Once KitKat seemed satisfied with the treadmills performance we determined that it was time for us to prepare our Thanksgiving Day feast. I drove up to the Super WalMart, circling the parking lot for about an hour until one of the parking spaces nearest the doors that wasn't reserved for those lazy, whining, self-absorbed, handicapped people opened up. I thanked the greeter for the shopping cart, pulled out my grocery list, and started. All was well until I was standing in front of the frozen turkey display case and overheard a woman telling another shopper that she didn't think her bird was going to thaw in time for her to cook.
Deflated, head down and forelorn, I shuffled out of the store empty handed and empty bellied.

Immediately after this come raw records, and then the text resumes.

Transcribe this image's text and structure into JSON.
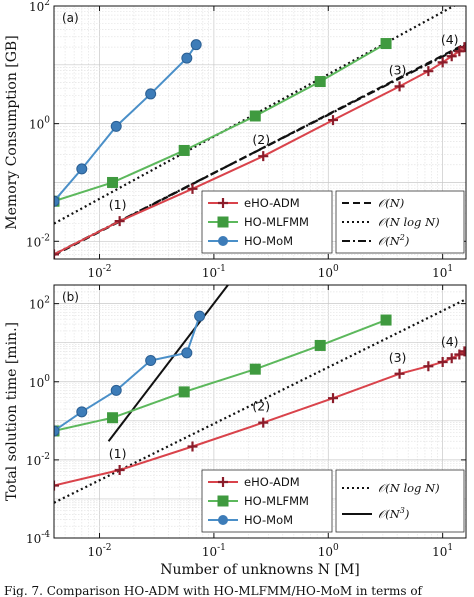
{
  "caption": "Fig. 7.    Comparison HO-ADM with HO-MLFMM/HO-MoM in terms of",
  "colors": {
    "adm": "#d9434b",
    "mlfmm": "#5cb85c",
    "mom": "#4a8fc8",
    "black": "#111111"
  },
  "chart_data": [
    {
      "type": "line",
      "panel_label": "(a)",
      "ylabel": "Memory Consumption [GB]",
      "xlabel": "Number of unknowns N [M]",
      "xscale": "log",
      "yscale": "log",
      "xlim": [
        0.004,
        16
      ],
      "ylim": [
        0.005,
        100
      ],
      "x_ticks": [
        "10^{-2}",
        "10^{-1}",
        "10^{0}",
        "10^{1}"
      ],
      "y_ticks": [
        "10^{-2}",
        "10^{0}",
        "10^{2}"
      ],
      "grid": true,
      "series": [
        {
          "name": "eHO-ADM",
          "color": "#d9434b",
          "marker": "plus",
          "x": [
            0.004,
            0.015,
            0.065,
            0.27,
            1.1,
            4.2,
            7.5,
            10,
            12,
            14,
            15.5
          ],
          "y": [
            0.006,
            0.022,
            0.078,
            0.28,
            1.15,
            4.3,
            7.8,
            11,
            14,
            17,
            20
          ]
        },
        {
          "name": "HO-MLFMM",
          "color": "#5cb85c",
          "marker": "square",
          "x": [
            0.004,
            0.013,
            0.055,
            0.23,
            0.85,
            3.2
          ],
          "y": [
            0.048,
            0.1,
            0.35,
            1.35,
            5.2,
            23
          ]
        },
        {
          "name": "HO-MoM",
          "color": "#4a8fc8",
          "marker": "circle",
          "x": [
            0.004,
            0.007,
            0.014,
            0.028,
            0.058,
            0.07
          ],
          "y": [
            0.048,
            0.17,
            0.9,
            3.2,
            13,
            22
          ]
        }
      ],
      "reference_lines": [
        {
          "name": "O(N)",
          "style": "dashed",
          "x": [
            0.004,
            16
          ],
          "y": [
            0.0058,
            23
          ]
        },
        {
          "name": "O(N log N)",
          "style": "dotted",
          "x": [
            0.004,
            16
          ],
          "y": [
            0.02,
            130
          ]
        },
        {
          "name": "O(N^2)",
          "style": "dashdot",
          "x": [
            0.004,
            16
          ],
          "y": [
            0.006,
            22
          ]
        }
      ],
      "annotations": [
        {
          "text": "(1)",
          "x": 0.015,
          "y": 0.022
        },
        {
          "text": "(2)",
          "x": 0.27,
          "y": 0.28
        },
        {
          "text": "(3)",
          "x": 4.2,
          "y": 4.3
        },
        {
          "text": "(4)",
          "x": 12,
          "y": 14
        }
      ],
      "legend_left": [
        "eHO-ADM",
        "HO-MLFMM",
        "HO-MoM"
      ],
      "legend_right": [
        "O(N)",
        "O(N log N)",
        "O(N^2)"
      ]
    },
    {
      "type": "line",
      "panel_label": "(b)",
      "ylabel": "Total solution time [min.]",
      "xlabel": "Number of unknowns N [M]",
      "xscale": "log",
      "yscale": "log",
      "xlim": [
        0.004,
        16
      ],
      "ylim": [
        0.0001,
        300
      ],
      "x_ticks": [
        "10^{-2}",
        "10^{-1}",
        "10^{0}",
        "10^{1}"
      ],
      "y_ticks": [
        "10^{-4}",
        "10^{-2}",
        "10^{0}",
        "10^{2}"
      ],
      "grid": true,
      "series": [
        {
          "name": "eHO-ADM",
          "color": "#d9434b",
          "marker": "plus",
          "x": [
            0.004,
            0.015,
            0.065,
            0.27,
            1.1,
            4.2,
            7.5,
            10,
            12,
            14,
            15.5
          ],
          "y": [
            0.0022,
            0.0055,
            0.022,
            0.09,
            0.38,
            1.6,
            2.5,
            3.2,
            4,
            5,
            6
          ]
        },
        {
          "name": "HO-MLFMM",
          "color": "#5cb85c",
          "marker": "square",
          "x": [
            0.004,
            0.013,
            0.055,
            0.23,
            0.85,
            3.2
          ],
          "y": [
            0.055,
            0.12,
            0.55,
            2.1,
            8.5,
            38
          ]
        },
        {
          "name": "HO-MoM",
          "color": "#4a8fc8",
          "marker": "circle",
          "x": [
            0.004,
            0.007,
            0.014,
            0.028,
            0.058,
            0.075
          ],
          "y": [
            0.055,
            0.17,
            0.6,
            3.5,
            5.5,
            48
          ]
        }
      ],
      "reference_lines": [
        {
          "name": "O(N log N)",
          "style": "dotted",
          "x": [
            0.004,
            16
          ],
          "y": [
            0.0008,
            130
          ]
        },
        {
          "name": "O(N^3)",
          "style": "solid",
          "x": [
            0.012,
            0.15
          ],
          "y": [
            0.03,
            480
          ]
        }
      ],
      "annotations": [
        {
          "text": "(1)",
          "x": 0.015,
          "y": 0.0055
        },
        {
          "text": "(2)",
          "x": 0.27,
          "y": 0.09
        },
        {
          "text": "(3)",
          "x": 4.2,
          "y": 1.6
        },
        {
          "text": "(4)",
          "x": 12,
          "y": 4
        }
      ],
      "legend_left": [
        "eHO-ADM",
        "HO-MLFMM",
        "HO-MoM"
      ],
      "legend_right": [
        "O(N log N)",
        "O(N^3)"
      ]
    }
  ]
}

While cursing the gods under my breath for the inconsiderate companies that freeze all those turkeys, knowing that folks would sooner or later have to thaw them out before cooking I shuddered at the sheer gall of those faceless and greed hungry corporate suits. Their disregard for others, careless planning, and indifferent manner forced me to miss my thanksgiving dinner and caused me to lessen the number of turkeys killed to feed the mouths of so many. At least one was saved, it lives now, as I write this, my stomach growls, but that turkey struts about safe in it's pen, death having narrowly missed. I think I'll put my Hero suit on and go down to the new Mexican place in town. Drink Margaritas, eat spicey food, and tell anyone who'll listen ( and understands english) that once again, the battle was won.